One of the most successful collections in the nonfungible token space – BAYC (Bored Ape Yacht Club) launched in April and consists of 10,000 Bored Apes. The cheapest you can buy one for now is 49 ether = $231,000. Post Malone, Jimmy Fallon and Steph Curry are among today’s most prominent owners. Basically it’s like Pokémons for rich. Bored Ape Yacht Club was launched by a team of four pseudonymous developers: Gargamel, Gordon Goner, Emperor Tomato Ketchup and No Sass. It took 12 hours for all 10,000 to sell out at a price of 0.08 ether ~ $190. 

What makes BAYC or any other NFT collection valuable is questionable in the same way as questionable every price tag for physical art is. Value is in the eye of the beholder. 

What about NFT’s future? Is it going to thrive on, or, in the same way as it gained quite an overnight success, it’ll loose it’s popularity in the in a heartbeat?
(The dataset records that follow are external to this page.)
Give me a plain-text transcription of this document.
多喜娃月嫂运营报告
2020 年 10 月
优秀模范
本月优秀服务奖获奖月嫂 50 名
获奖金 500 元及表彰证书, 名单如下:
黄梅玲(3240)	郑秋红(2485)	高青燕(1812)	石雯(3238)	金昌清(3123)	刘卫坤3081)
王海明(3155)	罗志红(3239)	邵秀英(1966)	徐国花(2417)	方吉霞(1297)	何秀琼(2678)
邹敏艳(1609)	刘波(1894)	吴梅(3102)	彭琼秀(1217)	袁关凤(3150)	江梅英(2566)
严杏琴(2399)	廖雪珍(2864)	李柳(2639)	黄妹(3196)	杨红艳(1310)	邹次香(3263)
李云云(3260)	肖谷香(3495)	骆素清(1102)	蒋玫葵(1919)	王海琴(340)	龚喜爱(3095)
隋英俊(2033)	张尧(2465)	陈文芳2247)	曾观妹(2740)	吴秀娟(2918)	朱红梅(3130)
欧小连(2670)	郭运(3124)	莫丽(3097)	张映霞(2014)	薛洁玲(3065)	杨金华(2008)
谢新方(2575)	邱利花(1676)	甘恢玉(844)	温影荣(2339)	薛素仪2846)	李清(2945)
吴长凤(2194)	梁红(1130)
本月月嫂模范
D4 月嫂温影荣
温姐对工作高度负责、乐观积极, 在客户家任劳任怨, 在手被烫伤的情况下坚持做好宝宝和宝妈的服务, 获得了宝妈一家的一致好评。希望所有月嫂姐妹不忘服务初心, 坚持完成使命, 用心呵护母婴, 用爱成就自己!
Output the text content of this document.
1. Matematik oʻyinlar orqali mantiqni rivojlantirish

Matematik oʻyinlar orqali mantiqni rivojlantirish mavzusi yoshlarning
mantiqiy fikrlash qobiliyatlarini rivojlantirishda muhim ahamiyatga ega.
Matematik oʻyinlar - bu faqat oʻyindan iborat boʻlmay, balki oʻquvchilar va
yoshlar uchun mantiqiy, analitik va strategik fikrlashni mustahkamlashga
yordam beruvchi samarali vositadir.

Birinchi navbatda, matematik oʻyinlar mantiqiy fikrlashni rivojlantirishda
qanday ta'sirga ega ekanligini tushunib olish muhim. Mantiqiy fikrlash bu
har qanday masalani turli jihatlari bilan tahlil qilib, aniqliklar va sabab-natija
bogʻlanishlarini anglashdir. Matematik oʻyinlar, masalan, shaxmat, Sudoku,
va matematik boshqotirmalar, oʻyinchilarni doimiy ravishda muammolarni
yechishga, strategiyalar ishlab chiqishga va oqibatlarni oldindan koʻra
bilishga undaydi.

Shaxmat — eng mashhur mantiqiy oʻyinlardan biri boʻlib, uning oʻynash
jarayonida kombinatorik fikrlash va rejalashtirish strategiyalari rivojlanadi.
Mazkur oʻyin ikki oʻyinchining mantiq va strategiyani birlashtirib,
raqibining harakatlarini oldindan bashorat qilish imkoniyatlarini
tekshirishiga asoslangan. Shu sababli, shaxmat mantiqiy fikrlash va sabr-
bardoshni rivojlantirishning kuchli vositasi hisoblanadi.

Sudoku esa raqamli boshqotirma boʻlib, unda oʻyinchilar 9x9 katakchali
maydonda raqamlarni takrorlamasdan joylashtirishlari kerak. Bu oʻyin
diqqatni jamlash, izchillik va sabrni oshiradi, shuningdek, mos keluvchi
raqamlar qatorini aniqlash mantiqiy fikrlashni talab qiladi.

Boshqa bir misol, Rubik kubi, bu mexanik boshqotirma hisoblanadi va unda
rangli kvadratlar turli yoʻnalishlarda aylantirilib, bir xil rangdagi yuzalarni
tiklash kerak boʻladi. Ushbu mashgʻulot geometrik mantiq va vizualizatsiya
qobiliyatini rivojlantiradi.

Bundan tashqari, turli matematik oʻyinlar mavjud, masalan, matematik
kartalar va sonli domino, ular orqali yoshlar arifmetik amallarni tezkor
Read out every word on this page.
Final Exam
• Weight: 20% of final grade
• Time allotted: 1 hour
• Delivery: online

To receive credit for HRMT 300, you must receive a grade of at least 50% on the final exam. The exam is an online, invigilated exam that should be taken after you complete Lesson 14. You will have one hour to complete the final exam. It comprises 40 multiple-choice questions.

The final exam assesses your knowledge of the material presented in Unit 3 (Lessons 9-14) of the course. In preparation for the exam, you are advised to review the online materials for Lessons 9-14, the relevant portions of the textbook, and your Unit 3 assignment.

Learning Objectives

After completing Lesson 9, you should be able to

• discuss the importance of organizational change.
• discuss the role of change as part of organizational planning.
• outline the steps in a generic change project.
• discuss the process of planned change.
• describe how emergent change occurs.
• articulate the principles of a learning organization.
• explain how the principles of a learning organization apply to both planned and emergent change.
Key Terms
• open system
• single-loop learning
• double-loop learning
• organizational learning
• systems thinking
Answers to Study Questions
In my personal opinion it will thrive and prosper, because if we take a look into the history, we see that none of art forms has disappeared. None. Art is the most irrational process and obviously we could have managed without painting our clay dishes, but we still do this to this day. NFT is one of the new forms of art, so in the same way as cinema, music, pottery etc didn’t die out, NFT won’t die out.

sources:

https://www.marca.com/en/lifestyle/2021/12/01/61a762abe2704e455d8b4571.html

https://www.livemint.com/brand-stories/what-are-nfts-11636533998290.html

2 thoughts on “NFT?

  1. Thomas says:

    It’s really interesting to see how the art market has digitized itself. I’m very curious to see if there will be a profitable future for future investors!

  2. 46295 says:

    NFT will find additional features in metavers in the future, in fact it may initially seem strange that people pay so much for pictures that “do not even exist in real life” but whether paying for usual sketches or even well-known works of art makes sense – I do not know but I know that something is worth as much as the other person pays for it. The NFT has a long future ahead of it.